Stephen Bisaha, de NPR, a une approche radicale pour couvrir l'économie : il parle aux gens. Pas seulement aux économistes, pas seulement aux universitaires, mais à de vrais humains qui dépensent de l'argent, paient un loyer et reçoivent parfois un remboursement d'impôts.

Quand Bisaha a besoin de comprendre comment les prix de l'essence affectent les gens, il se rend chez Buc-ee's et discute avec ceux qui remplissent leur réservoir. Quand il voulait savoir si les voyageurs changeaient leurs habitudes de vol à cause de la hausse des prix des billets, il n'a pas simplement parcouru Reddit - il a attendu d'être à l'aéroport et a interviewé des passagers en personne. Révolutionnaire, vraiment.

La spécialité de Bisaha est la finance personnelle, qui, comme il le note, est « personnelle » pour une raison. Il se concentre sur la façon dont l'économie rencontre votre portefeuille, couvrant tout, de l'inflation au marché locatif. Mais son arme secrète est ce qu'il appelle le « cadrage des atouts », un concept de Trabian Shorters qui renverse le récit typique de la pauvreté. Au lieu de commencer par les difficultés de quelqu'un, on commence par ses aspirations et ses réalisations.

Prenez Dora Whitfield, une mère de la Nouvelle-Orléans qui a perdu les allocations chômage prolongées. L'histoire habituelle commencerait par sa panique face aux factures. Mais la version de Bisaha commençait par sa fierté d'avoir acheté une maison après 30 ans dans un logement social, en travaillant au casino Harrah's et en servant des mimosas à volonté. La pandémie a ensuite frappé sans qu'elle en soit responsable. Résultat ? Une histoire qui montre que les gens sont plus que leurs problèmes - ils rient, ils sourient, et ils ont des habitués qui laissent plus de 100 $ de pourboire.

Bisaha soutient que les journalistes parlent souvent d'« humaniser les données » - comme si les données n'avaient jamais été humaines. Il préfère « ré-humaniser » - nous rappeler que ces statistiques sur les faillites ou les dépenses proviennent de vraies personnes avec des rêves et un sens de l'humour.

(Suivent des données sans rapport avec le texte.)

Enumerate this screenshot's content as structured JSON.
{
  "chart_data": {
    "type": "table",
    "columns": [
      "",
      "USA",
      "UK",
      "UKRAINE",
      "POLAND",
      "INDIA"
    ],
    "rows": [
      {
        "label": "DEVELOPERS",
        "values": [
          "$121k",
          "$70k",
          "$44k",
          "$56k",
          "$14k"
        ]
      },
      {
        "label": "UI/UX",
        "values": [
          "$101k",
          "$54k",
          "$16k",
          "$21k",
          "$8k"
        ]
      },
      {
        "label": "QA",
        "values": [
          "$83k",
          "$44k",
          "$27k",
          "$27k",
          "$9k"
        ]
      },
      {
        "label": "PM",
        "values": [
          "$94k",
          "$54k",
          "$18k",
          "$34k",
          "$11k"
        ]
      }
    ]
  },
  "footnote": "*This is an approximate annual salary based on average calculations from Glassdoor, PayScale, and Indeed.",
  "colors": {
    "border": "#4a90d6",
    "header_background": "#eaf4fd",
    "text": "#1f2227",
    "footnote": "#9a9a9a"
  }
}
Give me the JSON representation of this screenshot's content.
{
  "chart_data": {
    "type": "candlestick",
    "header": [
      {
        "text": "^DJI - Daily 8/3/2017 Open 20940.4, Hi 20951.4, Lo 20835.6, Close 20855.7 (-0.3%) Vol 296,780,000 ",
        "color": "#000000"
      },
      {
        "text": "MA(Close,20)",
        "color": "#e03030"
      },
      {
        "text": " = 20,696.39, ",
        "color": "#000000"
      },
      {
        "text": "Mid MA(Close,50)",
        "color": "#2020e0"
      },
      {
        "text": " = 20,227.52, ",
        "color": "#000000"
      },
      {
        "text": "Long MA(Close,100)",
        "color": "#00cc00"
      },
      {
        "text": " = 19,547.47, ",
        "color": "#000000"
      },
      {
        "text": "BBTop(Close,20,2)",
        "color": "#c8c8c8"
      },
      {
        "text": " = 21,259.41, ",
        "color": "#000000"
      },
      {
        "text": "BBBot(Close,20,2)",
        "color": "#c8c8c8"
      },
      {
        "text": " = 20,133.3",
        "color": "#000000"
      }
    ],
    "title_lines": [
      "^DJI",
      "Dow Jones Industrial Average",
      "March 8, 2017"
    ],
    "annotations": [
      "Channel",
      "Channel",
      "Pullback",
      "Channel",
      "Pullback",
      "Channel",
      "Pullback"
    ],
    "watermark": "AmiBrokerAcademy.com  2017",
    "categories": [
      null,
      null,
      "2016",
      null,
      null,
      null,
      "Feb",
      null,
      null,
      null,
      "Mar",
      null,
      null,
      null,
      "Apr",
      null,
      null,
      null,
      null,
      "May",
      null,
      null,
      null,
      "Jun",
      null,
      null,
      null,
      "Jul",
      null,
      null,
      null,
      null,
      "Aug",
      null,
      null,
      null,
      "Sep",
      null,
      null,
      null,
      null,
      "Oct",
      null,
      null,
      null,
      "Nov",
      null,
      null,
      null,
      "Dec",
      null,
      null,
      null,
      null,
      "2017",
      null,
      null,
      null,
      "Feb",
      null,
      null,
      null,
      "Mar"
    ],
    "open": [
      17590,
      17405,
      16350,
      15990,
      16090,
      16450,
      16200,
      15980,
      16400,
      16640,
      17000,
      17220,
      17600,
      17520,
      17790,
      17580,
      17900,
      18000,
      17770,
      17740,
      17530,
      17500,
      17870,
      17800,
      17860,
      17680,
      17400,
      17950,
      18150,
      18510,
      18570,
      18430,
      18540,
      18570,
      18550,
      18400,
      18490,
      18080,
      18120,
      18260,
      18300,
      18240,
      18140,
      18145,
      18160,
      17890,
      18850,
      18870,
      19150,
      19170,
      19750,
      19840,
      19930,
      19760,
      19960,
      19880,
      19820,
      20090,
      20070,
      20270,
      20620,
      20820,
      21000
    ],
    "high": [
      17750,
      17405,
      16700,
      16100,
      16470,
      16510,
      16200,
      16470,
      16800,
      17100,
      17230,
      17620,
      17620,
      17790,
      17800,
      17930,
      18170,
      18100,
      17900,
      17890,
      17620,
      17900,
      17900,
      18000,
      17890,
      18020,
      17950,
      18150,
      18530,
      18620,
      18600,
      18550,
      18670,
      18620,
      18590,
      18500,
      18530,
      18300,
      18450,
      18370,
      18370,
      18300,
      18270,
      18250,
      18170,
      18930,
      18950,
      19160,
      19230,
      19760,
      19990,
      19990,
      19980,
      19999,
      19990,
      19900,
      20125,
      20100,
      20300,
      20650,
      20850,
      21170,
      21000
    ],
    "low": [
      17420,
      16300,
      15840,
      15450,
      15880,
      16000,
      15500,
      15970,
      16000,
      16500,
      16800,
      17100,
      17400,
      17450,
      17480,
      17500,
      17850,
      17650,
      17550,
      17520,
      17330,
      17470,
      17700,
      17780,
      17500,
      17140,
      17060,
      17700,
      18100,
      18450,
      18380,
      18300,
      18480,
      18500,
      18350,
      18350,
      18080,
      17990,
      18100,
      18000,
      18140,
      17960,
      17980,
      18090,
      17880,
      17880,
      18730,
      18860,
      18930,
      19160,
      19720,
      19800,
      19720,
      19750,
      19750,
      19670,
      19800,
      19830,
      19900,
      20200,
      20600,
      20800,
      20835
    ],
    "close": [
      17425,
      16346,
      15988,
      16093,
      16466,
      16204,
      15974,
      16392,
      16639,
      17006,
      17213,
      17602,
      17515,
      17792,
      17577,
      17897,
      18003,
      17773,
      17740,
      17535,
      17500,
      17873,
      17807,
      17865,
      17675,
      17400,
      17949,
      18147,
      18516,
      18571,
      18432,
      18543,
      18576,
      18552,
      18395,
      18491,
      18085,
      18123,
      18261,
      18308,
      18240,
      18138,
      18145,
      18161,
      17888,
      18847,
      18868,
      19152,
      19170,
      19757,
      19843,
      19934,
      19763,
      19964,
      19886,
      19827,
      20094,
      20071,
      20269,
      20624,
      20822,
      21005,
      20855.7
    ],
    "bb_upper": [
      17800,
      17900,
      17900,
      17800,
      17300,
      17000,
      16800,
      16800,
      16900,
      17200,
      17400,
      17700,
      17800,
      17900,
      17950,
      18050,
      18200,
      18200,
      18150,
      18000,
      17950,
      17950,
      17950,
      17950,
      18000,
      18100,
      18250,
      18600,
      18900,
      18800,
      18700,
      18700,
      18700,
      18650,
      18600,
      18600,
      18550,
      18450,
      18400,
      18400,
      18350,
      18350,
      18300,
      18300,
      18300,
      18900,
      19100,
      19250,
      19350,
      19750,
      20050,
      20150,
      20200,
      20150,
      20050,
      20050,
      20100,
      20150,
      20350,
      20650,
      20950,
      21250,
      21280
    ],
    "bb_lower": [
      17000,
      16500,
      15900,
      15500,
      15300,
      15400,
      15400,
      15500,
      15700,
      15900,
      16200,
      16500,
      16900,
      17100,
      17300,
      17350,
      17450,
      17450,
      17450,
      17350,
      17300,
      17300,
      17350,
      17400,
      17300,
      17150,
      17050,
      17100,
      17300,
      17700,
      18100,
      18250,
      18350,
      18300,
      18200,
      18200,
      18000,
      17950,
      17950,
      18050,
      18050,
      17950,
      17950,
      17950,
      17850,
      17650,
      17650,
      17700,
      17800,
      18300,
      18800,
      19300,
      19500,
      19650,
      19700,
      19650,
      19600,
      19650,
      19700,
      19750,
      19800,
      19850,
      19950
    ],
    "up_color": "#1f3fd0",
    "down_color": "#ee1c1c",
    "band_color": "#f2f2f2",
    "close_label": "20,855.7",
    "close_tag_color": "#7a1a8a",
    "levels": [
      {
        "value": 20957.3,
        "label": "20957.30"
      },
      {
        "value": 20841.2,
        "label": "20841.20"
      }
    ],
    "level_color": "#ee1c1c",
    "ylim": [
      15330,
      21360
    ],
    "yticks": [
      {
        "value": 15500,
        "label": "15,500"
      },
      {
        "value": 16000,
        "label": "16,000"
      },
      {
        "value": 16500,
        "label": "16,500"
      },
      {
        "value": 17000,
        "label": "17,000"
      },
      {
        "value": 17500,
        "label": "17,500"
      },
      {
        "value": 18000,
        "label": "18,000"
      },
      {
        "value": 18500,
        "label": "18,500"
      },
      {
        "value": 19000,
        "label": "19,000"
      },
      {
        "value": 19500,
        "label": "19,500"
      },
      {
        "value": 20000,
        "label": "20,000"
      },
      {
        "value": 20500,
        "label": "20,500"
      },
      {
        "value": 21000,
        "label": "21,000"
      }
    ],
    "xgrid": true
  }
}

Quant à ses propres finances, Bisaha admet que sa spécialité ajoute une pression. « On ne veut pas être le journaliste financier dont les finances sont en désordre », dit-il. Mais ironiquement, il se concentre désormais moins sur les chiffres et plus sur la question de savoir si ses décisions financières le rendent heureux. Une leçon dont nous pourrions tous profiter, même sans micro.